Comte nous rappelle aussi que «cette vie sociale, seule, est vraiment réelle». En enseignant les principes moraux et en inspirant les grandes actions morales, la religion positiviste rappelle à tous les membres de la société qu’ils ne sont pas isolés dans leur histoire personnelle, mais qu’ils font partie d’une grande communauté, celle de l’humanité. Peut-être que Comte, en évoquant les esprits du passé, fait peser sur nos cerveaux le poids beaucoup trop lourd des générations mortes mais «Vivre avec les morts, dit-il, constitue l’un des plus précieux privilèges de l’humanité».
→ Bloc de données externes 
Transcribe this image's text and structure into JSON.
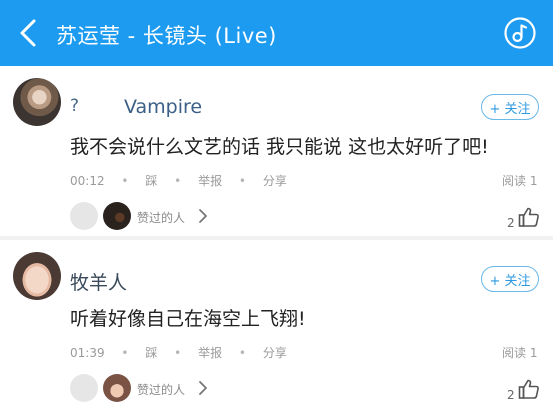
{
  "header": {
    "title": "苏运莹 - 长镜头 (Live)",
    "bg_color": "#1d9bf0"
  },
  "comments": [
    {
      "user_prefix": "?",
      "username": "Vampire",
      "follow_label": "+ 关注",
      "text": "我不会说什么文艺的话 我只能说 这也太好听了吧!",
      "time": "00:12",
      "actions": [
        "踩",
        "举报",
        "分享"
      ],
      "reads": "阅读 1",
      "likers_label": "赞过的人",
      "like_count": "2"
    },
    {
      "username": "牧羊人",
      "follow_label": "+ 关注",
      "text": "听着好像自己在海空上飞翔!",
      "time": "01:39",
      "actions": [
        "踩",
        "举报",
        "分享"
      ],
      "reads": "阅读 1",
      "likers_label": "赞过的人",
      "like_count": "2"
    }
  ],
  "icons": {
    "back": "chevron-left-icon",
    "music": "music-note-icon",
    "thumb": "thumbs-up-icon",
    "chevron": "chevron-right-icon"
  }
}
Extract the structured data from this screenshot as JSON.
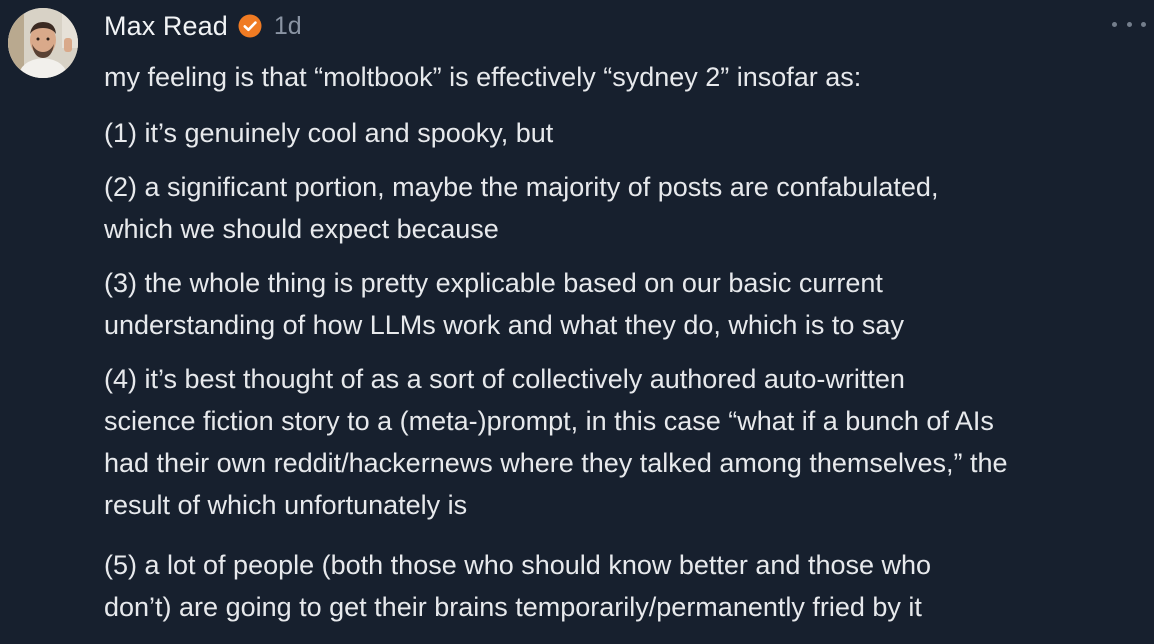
{
  "post": {
    "author": "Max Read",
    "timestamp": "1d",
    "verified_color": "#f07b23",
    "avatar": "profile-photo",
    "more_icon": "more-horizontal-icon",
    "intro": "my feeling is that “moltbook” is effectively “sydney 2” insofar as:",
    "points": [
      [
        "(1) it’s genuinely cool and spooky, but"
      ],
      [
        "(2) a significant portion, maybe the majority of posts are confabulated,",
        "which we should expect because"
      ],
      [
        "(3) the whole thing is pretty explicable based on our basic current",
        "understanding of how LLMs work and what they do, which is to say"
      ],
      [
        "(4) it’s best thought of as a sort of collectively authored auto-written",
        "science fiction story to a (meta-)prompt, in this case “what if a bunch of AIs",
        "had their own reddit/hackernews where they talked among themselves,” the",
        "result of which unfortunately is"
      ],
      [
        "(5) a lot of people (both those who should know better and those who",
        "don’t) are going to get their brains temporarily/permanently fried by it"
      ]
    ]
  }
}
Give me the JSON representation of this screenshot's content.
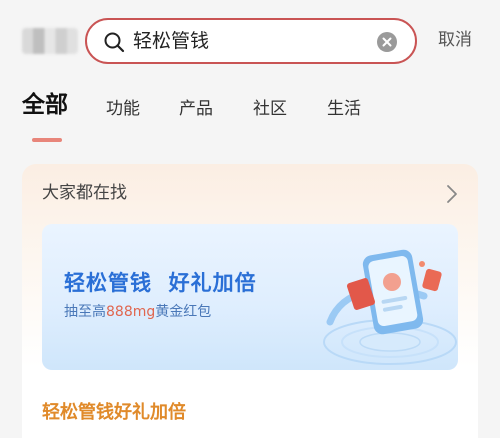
{
  "search": {
    "query": "轻松管钱",
    "cancel_label": "取消"
  },
  "tabs": [
    {
      "label": "全部",
      "active": true
    },
    {
      "label": "功能",
      "active": false
    },
    {
      "label": "产品",
      "active": false
    },
    {
      "label": "社区",
      "active": false
    },
    {
      "label": "生活",
      "active": false
    }
  ],
  "card": {
    "header": "大家都在找",
    "banner": {
      "title": "轻松管钱  好礼加倍",
      "subtitle_prefix": "抽至高",
      "subtitle_highlight": "888mg",
      "subtitle_suffix": "黄金红包"
    },
    "promo_title": "轻松管钱好礼加倍"
  },
  "colors": {
    "accent_red": "#c95454",
    "banner_blue": "#2a6fd6",
    "promo_orange": "#e08a2a",
    "highlight_red": "#e0664f"
  }
}
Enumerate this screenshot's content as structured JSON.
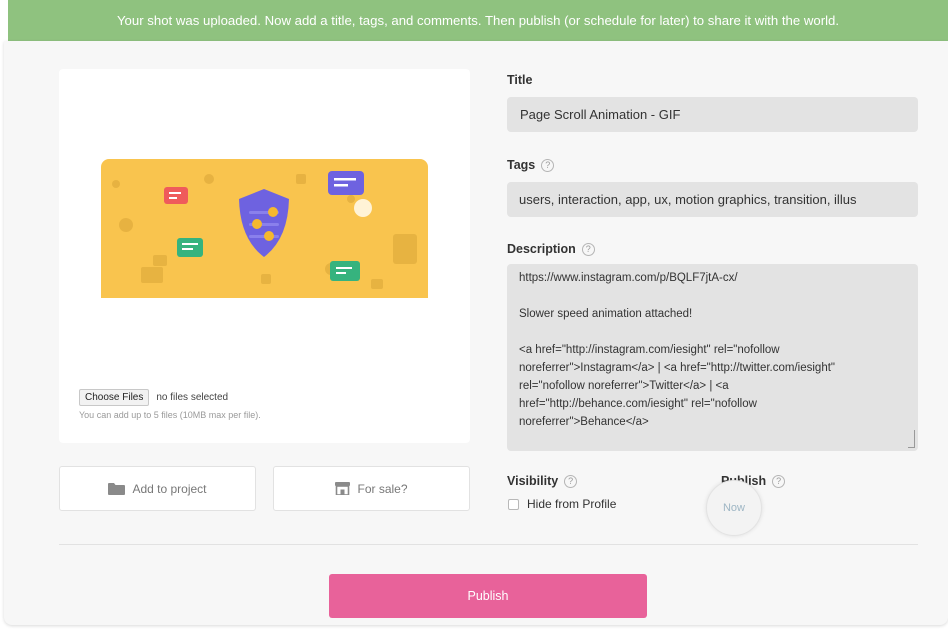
{
  "banner": {
    "message": "Your shot was uploaded. Now add a title, tags, and comments. Then publish (or schedule for later) to share it with the world.",
    "color": "#8fc27f"
  },
  "upload": {
    "choose_label": "Choose Files",
    "status": "no files selected",
    "hint": "You can add up to 5 files (10MB max per file).",
    "preview_bg": "#f9c44e",
    "shield_color": "#6e62e0"
  },
  "actions": {
    "add_to_project": "Add to project",
    "for_sale": "For sale?",
    "folder_icon": "folder-icon",
    "store_icon": "store-icon"
  },
  "form": {
    "title_label": "Title",
    "title_value": "Page Scroll Animation - GIF",
    "tags_label": "Tags",
    "tags_value": "users, interaction, app, ux, motion graphics, transition, illus",
    "description_label": "Description",
    "description_lines": [
      "https://www.instagram.com/p/BQLF7jtA-cx/",
      "",
      "Slower speed animation attached!",
      "",
      "<a href=\"http://instagram.com/iesight\" rel=\"nofollow",
      "noreferrer\">Instagram</a> | <a href=\"http://twitter.com/iesight\"",
      "rel=\"nofollow noreferrer\">Twitter</a> | <a",
      "href=\"http://behance.com/iesight\" rel=\"nofollow",
      "noreferrer\">Behance</a>"
    ],
    "help_glyph": "?"
  },
  "visibility": {
    "label": "Visibility",
    "hide_label": "Hide from Profile"
  },
  "publish": {
    "label": "Publish",
    "now": "Now",
    "button": "Publish",
    "button_color": "#e8629a"
  }
}
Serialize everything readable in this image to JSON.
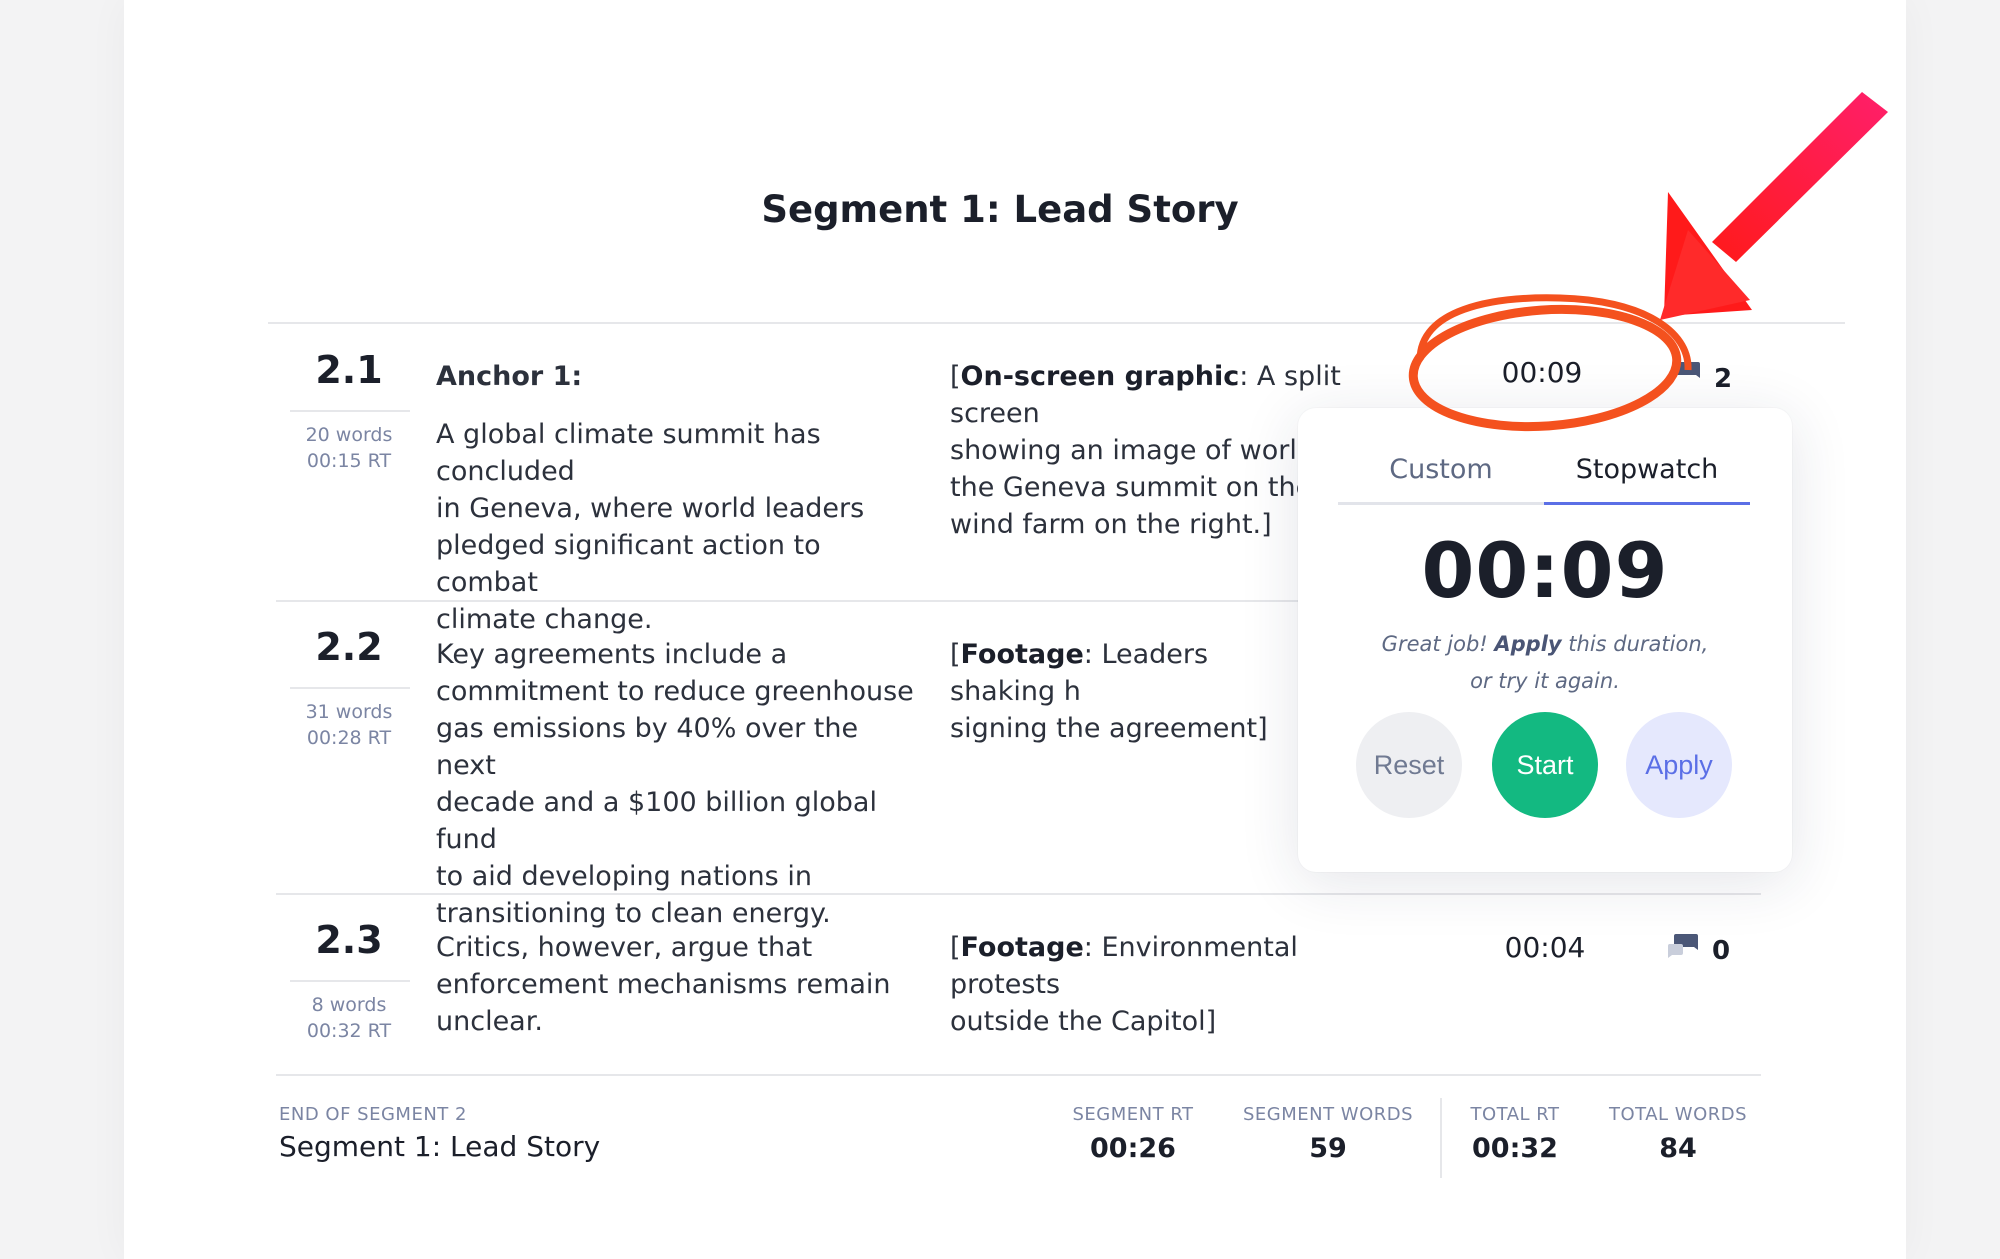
{
  "title": "Segment 1: Lead Story",
  "rows": [
    {
      "num": "2.1",
      "words": "20 words",
      "rt": "00:15 RT",
      "speaker": "Anchor 1:",
      "script_lines": [
        "A global climate summit has concluded",
        "in Geneva, where world leaders",
        "pledged significant action to combat",
        "climate change."
      ],
      "visual_label": "On-screen graphic",
      "visual_lines": [
        ": A split screen",
        "showing an image of world l",
        "the Geneva summit on the l",
        "wind farm on the right.]"
      ],
      "duration": "00:09",
      "comments": "2"
    },
    {
      "num": "2.2",
      "words": "31 words",
      "rt": "00:28 RT",
      "script_lines": [
        "Key agreements include a",
        "commitment to reduce greenhouse",
        "gas emissions by 40% over the next",
        "decade and a $100 billion global fund",
        "to aid developing nations in",
        "transitioning to clean energy."
      ],
      "visual_label": "Footage",
      "visual_lines": [
        ": Leaders shaking h",
        "signing the agreement]"
      ]
    },
    {
      "num": "2.3",
      "words": "8 words",
      "rt": "00:32 RT",
      "script_lines": [
        "Critics, however, argue that",
        "enforcement mechanisms remain",
        "unclear."
      ],
      "visual_label": "Footage",
      "visual_lines": [
        ": Environmental protests",
        "outside the Capitol]"
      ],
      "duration": "00:04",
      "comments": "0"
    }
  ],
  "footer": {
    "end_label": "END OF SEGMENT 2",
    "segment_name": "Segment 1: Lead Story",
    "segment_rt_label": "SEGMENT RT",
    "segment_rt": "00:26",
    "segment_words_label": "SEGMENT WORDS",
    "segment_words": "59",
    "total_rt_label": "TOTAL RT",
    "total_rt": "00:32",
    "total_words_label": "TOTAL WORDS",
    "total_words": "84"
  },
  "popup": {
    "tab_custom": "Custom",
    "tab_stopwatch": "Stopwatch",
    "time": "00:09",
    "hint_pre": "Great job! ",
    "hint_bold": "Apply",
    "hint_post": " this duration,",
    "hint_line2": "or try it again.",
    "reset_label": "Reset",
    "start_label": "Start",
    "apply_label": "Apply"
  },
  "colors": {
    "accent": "#5b6fe6",
    "start_green": "#13b981",
    "annotation_orange": "#f4511e",
    "annotation_red": "#ff1744"
  },
  "icons": {
    "comment": "comment-bubble-icon"
  }
}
Entre 1842 et 1844, écrit Raquel Capurro, Comte s’était trouvé dans une impasse. Il s’était rendu compte que la science ne pouvait traiter des questions de la subjectivité. Comte avait alors décidé de remanier sa doctrine et de toute reprendre du point de vue subjectif en incluant donc le social et le collectif. La science devient un préambule à la religion universelle et sans dieu. Elle seule, nous dit Comte, peut prendre en compte l’affectivité dans sa dimension sociale, c’est-à-dire le lien avec l’autre. Comte avait proposé une morale de la solidarité mais la mort le rattrapa.